We call this up and down of blood glucose levels during the day variability.
They are a normal part of our body’s responses to our lives. High variability is when your blood sugar rises and falls sharply, very high and very low. – The classic sugar crash.
Perhaps you ate a large portion of pasta for lunch. Your blood sugar rises sharply, and for about half an hour, you feel great, full of energy and in a good mood. But soon, that energy is used up. You can not concentrate anymore, and you NEED something to eat. And you do it now.
If you experience something like this several times a day, your blood sugar fluctuates a lot, which means high variability. You are on a blood sugar roller coaster. This constant roller coaster ride of highs and lows can leave you exhausted, cranky and hungry.
In addition to the variability (how much the levels go up and down), it’s also about the adaptability (how long the levels stay elevated before returning to the starting levels)
If your body quickly counteracts a rise in blood glucose and manages to keep levels stable, you have great adaptability. A blood glucose level that doesn’t drop again within 2.5 hours after eating is a sign of a bad adaptability.
The Good News:
You can stabilize your blood sugar levels with a few simple lifestyle changes, making it easier to stay in the optimal range of 80 – 110mg/dl (140mg/dl after eating).
Ways to Improve Your Variability and Adaptability:
Focus on your diet and stay within your energy need
You can’t outrun a bad diet. Even with regular exercise, unhealthy foods stress your body at a cellular level.
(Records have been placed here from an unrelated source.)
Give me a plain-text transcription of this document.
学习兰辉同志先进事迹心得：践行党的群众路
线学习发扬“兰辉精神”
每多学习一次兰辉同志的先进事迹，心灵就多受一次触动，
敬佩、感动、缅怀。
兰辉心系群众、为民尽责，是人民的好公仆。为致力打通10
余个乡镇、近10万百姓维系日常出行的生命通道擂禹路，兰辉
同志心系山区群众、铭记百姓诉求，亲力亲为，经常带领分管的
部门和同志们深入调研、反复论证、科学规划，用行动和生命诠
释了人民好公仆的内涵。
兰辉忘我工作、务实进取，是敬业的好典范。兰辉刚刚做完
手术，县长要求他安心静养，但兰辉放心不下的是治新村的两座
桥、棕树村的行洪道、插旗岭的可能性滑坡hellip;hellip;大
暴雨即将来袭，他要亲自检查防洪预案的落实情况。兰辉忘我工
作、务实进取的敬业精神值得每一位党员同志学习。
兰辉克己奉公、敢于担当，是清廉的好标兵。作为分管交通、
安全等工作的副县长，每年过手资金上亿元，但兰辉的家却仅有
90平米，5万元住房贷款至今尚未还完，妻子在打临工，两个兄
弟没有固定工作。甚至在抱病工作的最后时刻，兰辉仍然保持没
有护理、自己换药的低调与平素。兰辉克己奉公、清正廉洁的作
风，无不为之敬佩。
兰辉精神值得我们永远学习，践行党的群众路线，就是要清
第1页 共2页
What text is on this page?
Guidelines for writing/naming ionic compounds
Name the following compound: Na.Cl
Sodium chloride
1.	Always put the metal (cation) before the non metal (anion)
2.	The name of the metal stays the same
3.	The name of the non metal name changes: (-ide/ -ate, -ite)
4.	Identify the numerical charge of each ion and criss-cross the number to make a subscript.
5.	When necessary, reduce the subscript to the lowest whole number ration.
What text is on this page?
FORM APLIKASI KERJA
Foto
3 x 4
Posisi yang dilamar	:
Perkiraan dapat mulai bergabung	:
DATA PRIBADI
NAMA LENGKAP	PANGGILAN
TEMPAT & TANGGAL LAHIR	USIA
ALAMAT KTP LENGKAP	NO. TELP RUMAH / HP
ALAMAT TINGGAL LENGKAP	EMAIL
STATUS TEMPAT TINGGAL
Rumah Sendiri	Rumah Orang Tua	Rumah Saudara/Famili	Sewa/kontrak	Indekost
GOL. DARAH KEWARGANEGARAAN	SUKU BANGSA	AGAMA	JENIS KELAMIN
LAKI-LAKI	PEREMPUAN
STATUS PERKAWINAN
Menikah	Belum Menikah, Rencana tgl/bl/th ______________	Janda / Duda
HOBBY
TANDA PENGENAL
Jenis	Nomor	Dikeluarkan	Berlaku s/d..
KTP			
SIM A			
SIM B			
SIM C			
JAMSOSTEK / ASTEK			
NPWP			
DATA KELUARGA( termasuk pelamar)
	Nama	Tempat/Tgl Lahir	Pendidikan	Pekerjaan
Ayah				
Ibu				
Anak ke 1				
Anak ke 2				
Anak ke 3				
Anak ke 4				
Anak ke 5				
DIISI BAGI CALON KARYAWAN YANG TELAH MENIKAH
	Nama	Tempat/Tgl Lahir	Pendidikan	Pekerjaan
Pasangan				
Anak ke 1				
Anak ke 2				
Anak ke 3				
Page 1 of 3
Focus on whole foods with plenty of fiber, and avoid processed foods and added sugar.
Ideally, you eat your fiber first, whenever possible.
There are many positive effects of exercise, such as improved glycemic control and improved insulin sensitivity. Improving your insulin sensitivity results in better variability and adaptability. It also helps your body to maintain healthy blood sugar levels.
Enjoy different types of workouts to assist your body in becoming more metabolically flexible.
Reduce stress and get enough sleep
Too much stress and too little sleep can lead to chronic health problems such as diabetes or increase the risk for cardiovascular diseases.
Poor sleep can affect your hormone levels and increase the inflammation in your body. Stress causes your body to release hormones such as adrenaline and cortisol. When facing a “fight or flight” stress response, our bodies release glucose to provide the extra energy required to deal with the situation.
Taking steps to reduce stress and improve sleep may support healthy glucose regulation, positively affecting variability and adaptability.